Penerapan Kandungan Surah Al-Isra Ayat 32 dalam Kehidupan Sehari-hari

Kandungan surah Al-Isra ayat 32 yang melarang mendekati zina memiliki implikasi besar dalam kehidupan sehari-hari umat Muslim. Ayat ini mendorong setiap individu untuk tidak hanya menjauhi perbuatan zina itu sendiri, tetapi juga segala bentuk perilaku, pikiran, dan lingkungan yang dapat menjadi pemicu atau jalan menuju perzinaan. Penerapan ayat ini membutuhkan kesadaran diri dan komitmen untuk menjaga kesucian.

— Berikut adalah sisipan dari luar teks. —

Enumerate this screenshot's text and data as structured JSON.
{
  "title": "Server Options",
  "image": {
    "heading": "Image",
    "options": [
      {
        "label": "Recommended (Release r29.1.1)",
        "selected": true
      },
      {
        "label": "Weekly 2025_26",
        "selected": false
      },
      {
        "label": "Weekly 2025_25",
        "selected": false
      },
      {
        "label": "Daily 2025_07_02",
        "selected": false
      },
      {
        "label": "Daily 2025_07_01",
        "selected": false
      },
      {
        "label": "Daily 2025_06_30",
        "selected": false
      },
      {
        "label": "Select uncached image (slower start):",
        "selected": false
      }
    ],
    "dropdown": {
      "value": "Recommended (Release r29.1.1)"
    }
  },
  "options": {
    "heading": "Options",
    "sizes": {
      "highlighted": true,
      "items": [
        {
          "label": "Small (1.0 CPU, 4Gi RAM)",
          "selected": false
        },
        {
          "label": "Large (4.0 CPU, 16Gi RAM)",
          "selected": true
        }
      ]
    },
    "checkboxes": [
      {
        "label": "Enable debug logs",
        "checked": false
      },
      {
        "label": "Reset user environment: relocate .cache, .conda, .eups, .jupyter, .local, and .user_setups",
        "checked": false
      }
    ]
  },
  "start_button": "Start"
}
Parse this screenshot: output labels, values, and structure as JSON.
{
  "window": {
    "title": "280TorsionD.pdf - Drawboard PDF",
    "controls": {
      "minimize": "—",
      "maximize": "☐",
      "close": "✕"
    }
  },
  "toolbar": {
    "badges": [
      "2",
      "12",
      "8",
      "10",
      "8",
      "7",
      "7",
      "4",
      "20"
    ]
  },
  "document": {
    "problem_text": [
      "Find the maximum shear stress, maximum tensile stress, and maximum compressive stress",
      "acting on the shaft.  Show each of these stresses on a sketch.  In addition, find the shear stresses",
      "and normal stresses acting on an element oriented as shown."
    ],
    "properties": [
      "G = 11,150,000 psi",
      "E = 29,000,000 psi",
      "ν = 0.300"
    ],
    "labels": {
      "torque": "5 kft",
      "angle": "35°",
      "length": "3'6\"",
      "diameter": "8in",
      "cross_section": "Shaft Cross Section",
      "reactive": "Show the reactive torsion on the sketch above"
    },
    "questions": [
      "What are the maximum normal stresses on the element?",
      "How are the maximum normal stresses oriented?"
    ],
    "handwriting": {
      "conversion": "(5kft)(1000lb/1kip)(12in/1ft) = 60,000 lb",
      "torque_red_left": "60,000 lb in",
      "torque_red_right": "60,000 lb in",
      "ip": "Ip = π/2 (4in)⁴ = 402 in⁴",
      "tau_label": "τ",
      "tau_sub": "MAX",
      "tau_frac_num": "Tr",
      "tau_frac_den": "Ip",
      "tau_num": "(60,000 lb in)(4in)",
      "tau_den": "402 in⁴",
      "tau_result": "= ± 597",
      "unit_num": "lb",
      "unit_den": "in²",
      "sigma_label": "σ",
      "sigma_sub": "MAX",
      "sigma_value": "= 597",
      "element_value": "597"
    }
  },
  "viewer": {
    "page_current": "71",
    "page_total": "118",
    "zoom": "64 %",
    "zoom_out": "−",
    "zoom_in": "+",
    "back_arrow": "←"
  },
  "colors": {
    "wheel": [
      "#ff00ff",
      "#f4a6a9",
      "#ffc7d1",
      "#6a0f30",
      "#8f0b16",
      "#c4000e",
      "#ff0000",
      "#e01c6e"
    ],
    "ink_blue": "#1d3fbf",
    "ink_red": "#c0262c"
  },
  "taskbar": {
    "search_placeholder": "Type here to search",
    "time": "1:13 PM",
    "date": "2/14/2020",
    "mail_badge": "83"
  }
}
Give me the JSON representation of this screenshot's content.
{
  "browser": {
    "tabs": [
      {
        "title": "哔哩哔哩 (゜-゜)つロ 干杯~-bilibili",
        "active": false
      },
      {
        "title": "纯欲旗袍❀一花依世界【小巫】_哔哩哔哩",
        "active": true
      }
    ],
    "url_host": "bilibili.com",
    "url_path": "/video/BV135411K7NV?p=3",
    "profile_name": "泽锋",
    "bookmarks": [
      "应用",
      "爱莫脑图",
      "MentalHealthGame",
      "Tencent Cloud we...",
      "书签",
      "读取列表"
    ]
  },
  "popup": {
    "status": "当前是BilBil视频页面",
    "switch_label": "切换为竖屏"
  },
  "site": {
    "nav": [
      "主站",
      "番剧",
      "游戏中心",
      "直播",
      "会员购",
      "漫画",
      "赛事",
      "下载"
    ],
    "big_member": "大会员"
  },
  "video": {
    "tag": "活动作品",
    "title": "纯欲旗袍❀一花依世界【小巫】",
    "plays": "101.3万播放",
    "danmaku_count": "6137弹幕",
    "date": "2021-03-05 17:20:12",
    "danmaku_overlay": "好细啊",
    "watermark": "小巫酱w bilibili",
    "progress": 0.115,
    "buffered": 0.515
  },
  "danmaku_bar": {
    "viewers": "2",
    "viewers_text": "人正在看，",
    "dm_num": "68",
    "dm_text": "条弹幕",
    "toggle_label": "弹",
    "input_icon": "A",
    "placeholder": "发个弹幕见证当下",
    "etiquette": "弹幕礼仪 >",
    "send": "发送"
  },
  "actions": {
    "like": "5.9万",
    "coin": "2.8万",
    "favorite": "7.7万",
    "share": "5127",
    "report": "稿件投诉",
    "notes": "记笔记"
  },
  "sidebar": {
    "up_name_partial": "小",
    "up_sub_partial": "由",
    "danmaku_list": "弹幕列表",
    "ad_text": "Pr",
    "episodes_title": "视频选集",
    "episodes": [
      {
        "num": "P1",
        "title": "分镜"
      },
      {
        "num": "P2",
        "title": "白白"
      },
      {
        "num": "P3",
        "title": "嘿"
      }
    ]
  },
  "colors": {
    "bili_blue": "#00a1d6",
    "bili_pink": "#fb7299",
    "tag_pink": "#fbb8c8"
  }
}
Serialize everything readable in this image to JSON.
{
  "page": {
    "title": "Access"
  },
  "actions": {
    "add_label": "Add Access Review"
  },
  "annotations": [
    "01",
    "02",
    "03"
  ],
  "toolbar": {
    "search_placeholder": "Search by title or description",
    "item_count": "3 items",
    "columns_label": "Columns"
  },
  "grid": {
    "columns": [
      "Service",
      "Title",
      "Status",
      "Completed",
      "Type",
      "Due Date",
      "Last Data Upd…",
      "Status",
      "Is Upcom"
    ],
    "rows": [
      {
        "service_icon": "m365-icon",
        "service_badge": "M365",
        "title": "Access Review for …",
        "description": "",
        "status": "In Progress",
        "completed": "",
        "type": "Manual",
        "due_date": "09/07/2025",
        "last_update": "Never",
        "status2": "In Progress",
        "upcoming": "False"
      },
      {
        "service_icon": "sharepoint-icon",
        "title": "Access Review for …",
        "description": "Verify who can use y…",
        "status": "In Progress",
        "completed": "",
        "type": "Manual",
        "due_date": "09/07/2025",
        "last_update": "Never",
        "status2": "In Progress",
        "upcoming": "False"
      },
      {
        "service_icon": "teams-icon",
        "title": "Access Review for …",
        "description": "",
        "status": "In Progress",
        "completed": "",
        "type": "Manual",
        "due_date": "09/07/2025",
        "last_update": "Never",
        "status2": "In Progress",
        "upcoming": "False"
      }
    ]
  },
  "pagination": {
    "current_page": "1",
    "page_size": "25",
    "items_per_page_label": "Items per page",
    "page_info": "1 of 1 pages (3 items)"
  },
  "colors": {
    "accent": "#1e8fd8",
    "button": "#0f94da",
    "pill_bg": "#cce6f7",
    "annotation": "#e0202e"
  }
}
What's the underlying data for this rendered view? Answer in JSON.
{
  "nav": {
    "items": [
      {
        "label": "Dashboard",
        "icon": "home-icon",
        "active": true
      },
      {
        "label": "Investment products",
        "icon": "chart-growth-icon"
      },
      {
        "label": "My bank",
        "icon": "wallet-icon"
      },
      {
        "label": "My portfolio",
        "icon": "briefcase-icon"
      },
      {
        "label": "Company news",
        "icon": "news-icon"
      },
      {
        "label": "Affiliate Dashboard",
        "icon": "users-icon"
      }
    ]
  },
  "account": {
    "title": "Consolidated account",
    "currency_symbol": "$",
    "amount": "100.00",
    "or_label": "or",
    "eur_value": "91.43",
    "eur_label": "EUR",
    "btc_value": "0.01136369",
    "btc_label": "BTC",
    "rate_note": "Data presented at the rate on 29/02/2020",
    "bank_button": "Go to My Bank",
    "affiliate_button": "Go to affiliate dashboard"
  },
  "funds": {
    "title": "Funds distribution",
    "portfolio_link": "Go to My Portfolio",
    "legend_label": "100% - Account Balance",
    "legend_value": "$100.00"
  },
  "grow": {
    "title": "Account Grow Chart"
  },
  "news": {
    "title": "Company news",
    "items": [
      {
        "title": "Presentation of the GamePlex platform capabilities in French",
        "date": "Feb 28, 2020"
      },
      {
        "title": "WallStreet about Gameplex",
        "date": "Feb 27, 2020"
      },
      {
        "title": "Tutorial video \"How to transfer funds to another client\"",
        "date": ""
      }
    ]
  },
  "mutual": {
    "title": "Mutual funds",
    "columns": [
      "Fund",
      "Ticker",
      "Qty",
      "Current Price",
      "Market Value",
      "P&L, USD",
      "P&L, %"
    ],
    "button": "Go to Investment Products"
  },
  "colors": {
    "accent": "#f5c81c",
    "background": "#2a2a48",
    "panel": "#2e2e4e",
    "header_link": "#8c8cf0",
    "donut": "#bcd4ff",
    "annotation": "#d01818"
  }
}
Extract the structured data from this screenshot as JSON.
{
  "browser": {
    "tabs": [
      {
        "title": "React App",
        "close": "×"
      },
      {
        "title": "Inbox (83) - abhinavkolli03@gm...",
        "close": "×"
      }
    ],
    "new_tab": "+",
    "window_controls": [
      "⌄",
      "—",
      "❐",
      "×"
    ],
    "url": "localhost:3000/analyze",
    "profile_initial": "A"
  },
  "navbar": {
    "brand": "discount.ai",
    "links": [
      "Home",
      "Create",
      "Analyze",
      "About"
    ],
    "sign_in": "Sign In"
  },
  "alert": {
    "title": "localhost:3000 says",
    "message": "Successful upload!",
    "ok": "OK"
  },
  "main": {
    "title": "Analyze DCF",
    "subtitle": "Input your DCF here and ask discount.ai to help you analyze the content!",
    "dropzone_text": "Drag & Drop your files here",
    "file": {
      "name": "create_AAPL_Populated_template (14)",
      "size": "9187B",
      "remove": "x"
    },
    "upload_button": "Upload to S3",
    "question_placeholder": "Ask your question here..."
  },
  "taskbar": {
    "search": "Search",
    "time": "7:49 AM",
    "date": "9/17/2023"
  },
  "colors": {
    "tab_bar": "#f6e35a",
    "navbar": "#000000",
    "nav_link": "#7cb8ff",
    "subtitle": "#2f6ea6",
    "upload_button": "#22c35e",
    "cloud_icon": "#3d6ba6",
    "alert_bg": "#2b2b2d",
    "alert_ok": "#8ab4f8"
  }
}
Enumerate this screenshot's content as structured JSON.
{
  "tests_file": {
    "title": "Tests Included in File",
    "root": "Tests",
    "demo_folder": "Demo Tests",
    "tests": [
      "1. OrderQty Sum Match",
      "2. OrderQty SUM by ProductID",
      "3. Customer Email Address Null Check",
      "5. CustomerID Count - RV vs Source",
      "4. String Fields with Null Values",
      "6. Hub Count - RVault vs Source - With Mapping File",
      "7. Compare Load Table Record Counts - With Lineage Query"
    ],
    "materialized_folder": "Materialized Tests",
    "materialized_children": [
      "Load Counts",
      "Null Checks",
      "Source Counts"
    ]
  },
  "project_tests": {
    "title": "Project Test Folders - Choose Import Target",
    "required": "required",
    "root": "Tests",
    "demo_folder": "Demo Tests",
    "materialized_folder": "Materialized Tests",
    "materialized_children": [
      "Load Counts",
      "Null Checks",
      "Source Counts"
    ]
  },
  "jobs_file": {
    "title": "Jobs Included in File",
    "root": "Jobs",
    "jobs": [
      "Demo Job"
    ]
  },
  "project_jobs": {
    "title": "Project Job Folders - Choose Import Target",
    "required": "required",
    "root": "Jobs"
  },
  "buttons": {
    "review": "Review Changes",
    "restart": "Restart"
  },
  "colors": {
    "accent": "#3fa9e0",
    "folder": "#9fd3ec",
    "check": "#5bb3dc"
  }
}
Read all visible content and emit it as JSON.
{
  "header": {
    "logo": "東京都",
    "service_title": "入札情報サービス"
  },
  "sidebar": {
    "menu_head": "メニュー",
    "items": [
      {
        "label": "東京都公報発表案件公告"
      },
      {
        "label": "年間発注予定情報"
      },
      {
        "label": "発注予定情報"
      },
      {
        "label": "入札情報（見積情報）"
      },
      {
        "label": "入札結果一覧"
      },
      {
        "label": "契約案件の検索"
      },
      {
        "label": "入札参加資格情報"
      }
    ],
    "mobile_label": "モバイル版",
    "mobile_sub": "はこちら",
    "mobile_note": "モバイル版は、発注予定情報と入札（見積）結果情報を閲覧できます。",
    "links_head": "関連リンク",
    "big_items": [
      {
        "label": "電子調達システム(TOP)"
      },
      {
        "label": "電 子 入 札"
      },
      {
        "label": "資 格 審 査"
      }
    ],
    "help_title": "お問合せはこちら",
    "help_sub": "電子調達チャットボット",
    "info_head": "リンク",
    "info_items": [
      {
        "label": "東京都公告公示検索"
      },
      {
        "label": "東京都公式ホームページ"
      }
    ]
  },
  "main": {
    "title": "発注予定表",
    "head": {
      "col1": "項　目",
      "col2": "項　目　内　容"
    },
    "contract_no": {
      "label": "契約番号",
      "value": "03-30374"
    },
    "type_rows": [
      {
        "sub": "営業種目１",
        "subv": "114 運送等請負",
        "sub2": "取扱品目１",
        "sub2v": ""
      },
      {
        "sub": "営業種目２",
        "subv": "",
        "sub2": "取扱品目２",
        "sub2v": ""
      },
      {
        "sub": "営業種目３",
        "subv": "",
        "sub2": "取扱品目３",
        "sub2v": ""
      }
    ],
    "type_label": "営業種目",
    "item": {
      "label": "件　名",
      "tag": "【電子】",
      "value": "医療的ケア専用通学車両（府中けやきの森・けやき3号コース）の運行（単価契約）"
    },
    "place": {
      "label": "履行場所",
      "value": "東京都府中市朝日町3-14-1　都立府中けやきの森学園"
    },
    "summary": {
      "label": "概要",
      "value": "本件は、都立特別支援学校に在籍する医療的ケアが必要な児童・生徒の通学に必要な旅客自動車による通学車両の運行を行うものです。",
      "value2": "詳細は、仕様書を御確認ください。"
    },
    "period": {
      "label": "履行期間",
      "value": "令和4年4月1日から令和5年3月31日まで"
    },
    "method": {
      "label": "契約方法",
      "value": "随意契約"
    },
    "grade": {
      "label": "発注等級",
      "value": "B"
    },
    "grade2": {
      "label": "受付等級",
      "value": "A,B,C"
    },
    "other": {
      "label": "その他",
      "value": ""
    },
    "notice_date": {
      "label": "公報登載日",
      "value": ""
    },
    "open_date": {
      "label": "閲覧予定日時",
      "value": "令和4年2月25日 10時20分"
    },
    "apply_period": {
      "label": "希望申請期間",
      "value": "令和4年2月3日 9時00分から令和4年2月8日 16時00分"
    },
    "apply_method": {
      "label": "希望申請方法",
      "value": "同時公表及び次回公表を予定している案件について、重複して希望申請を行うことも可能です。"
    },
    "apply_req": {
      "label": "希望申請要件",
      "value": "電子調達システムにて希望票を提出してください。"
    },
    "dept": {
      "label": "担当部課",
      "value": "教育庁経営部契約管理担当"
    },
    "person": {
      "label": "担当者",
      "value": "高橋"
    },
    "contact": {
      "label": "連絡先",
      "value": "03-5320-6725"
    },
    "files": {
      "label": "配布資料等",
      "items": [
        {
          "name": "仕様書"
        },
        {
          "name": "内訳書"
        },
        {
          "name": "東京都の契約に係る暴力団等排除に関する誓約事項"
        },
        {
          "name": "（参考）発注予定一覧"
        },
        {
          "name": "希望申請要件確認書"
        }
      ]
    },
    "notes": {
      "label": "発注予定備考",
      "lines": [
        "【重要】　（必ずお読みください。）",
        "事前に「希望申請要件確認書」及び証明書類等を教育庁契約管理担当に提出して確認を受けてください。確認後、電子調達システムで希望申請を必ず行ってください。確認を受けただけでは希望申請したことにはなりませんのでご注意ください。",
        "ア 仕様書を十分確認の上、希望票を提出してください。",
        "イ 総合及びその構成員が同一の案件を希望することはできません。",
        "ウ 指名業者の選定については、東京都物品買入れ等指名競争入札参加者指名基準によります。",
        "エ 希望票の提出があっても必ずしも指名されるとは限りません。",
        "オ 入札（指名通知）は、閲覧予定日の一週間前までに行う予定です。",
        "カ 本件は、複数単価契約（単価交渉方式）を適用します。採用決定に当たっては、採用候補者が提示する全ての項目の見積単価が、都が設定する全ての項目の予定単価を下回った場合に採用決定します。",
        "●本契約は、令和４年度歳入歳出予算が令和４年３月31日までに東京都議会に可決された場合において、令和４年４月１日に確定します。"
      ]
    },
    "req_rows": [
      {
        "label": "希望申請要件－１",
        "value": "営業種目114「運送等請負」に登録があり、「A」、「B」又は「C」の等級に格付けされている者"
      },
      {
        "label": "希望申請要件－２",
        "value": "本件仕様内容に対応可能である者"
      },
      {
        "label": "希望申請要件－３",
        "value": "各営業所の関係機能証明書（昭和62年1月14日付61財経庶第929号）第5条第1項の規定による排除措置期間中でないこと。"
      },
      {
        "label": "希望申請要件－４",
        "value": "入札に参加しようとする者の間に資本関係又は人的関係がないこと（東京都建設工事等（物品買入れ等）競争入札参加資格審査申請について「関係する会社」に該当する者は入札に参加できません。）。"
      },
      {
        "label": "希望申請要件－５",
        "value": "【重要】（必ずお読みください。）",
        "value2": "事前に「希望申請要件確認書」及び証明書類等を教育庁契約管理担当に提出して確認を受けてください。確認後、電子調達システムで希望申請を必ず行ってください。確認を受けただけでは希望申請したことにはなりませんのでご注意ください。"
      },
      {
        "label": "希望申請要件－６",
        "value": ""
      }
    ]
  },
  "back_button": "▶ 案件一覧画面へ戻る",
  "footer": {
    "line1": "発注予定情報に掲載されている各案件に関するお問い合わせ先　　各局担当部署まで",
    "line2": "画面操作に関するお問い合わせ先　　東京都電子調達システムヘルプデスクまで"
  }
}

Beberapa cara menerapkan kandungan ayat ini dalam kehidupan sehari-hari meliputi:

  1. Menjaga Pandangan: Menghindari melihat hal-hal yang dapat membangkitkan syahwat, seperti konten pornografi atau tayangan yang tidak senonoh.
  2. Menghindari Khalwat: Tidak berduaan dengan lawan jenis yang bukan mahram di tempat sepi, sebagaimana yang ditekankan dalam hadis Nabi SAW.
  3. Menjaga Pergaulan: Memilih lingkungan pergaulan yang sehat dan menjauhi pergaulan bebas yang dapat menjerumuskan pada maksiat.
  4. Berpakaian Sopan: Mengenakan pakaian yang menutup aurat dan tidak menimbulkan fitnah, baik bagi laki-laki maupun perempuan.
  5. Mengendalikan Nafsu: Melatih diri untuk mengendalikan hawa nafsu melalui puasa, memperbanyak ibadah, dan mengingat azab Allah.
  6. Menjaga Komunikasi: Berkomunikasi dengan lawan jenis secara profesional dan tidak berlebihan, menghindari percakapan yang mengarah pada hal-hal tidak senonoh.
  7. Mempercepat Pernikahan: Bagi yang sudah mampu, dianjurkan untuk segera menikah sebagai bentuk penjagaan diri dari perbuatan zina.
  8. Meningkatkan Keimanan: Memperkuat keimanan dan ketakwaan kepada Allah SWT agar selalu merasa diawasi dan takut akan dosa.
  9. Edukasi dan Sosialisasi: Memberikan pemahaman kepada keluarga dan masyarakat tentang bahaya zina dan pentingnya menjaga diri dari segala pemicunya.

Daftar Sumber

  • Anjani, I., & Shalihah. 2024. ANALISIS NAHYU DALAM AL-QUR’AN SURAH AL-ISRA’ AYAT 32 (Studi Tentang Larangan-Larangan Allah). JIS: JOURNAL ISLAMIC STUDIES, Volume 3, Nomor 1, hlm. 157-164.
  • Qur'an Kemenag. 2024. Al-Qur’an dan Terjemahan. Kementrian Agama RI.
  • Rozy, Yahya Fathur, & Nirwana. AN, Andri. 2022. PENAFSIRAN “LA TAQRABU AL- ZINA” DALAM QS. AL-ISRA’ AYAT 32 (STUDI KOMPARATIF ANTARA TAFSIR AL-AZHAR KARYA BUYA HAMKA DAN TAFSIR AL-MISHBAH KARYA M. QURAISH SHIHAB). QiST: Journal of Quran Tafseer Studies, Vol 1, Nomor 1, hlm. 65-77.
  • Ash-Shabuni, Muhammad Ali. 2001. Safwah al-Tafasir fi Al-Qur'an Al-Karim. Beirut: Da'r al-Fikr.

FAQ

Apa inti dari Surah Al-Isra ayat 32?

Inti dari Surah Al-Isra ayat 32 adalah larangan keras untuk mendekati perbuatan zina, bukan hanya larangan melakukan zina itu sendiri. Ayat ini menekankan pentingnya menjauhi segala hal yang dapat menjadi pemicu atau jalan menuju perzinaan, karena zina adalah perbuatan keji dan jalan terburuk.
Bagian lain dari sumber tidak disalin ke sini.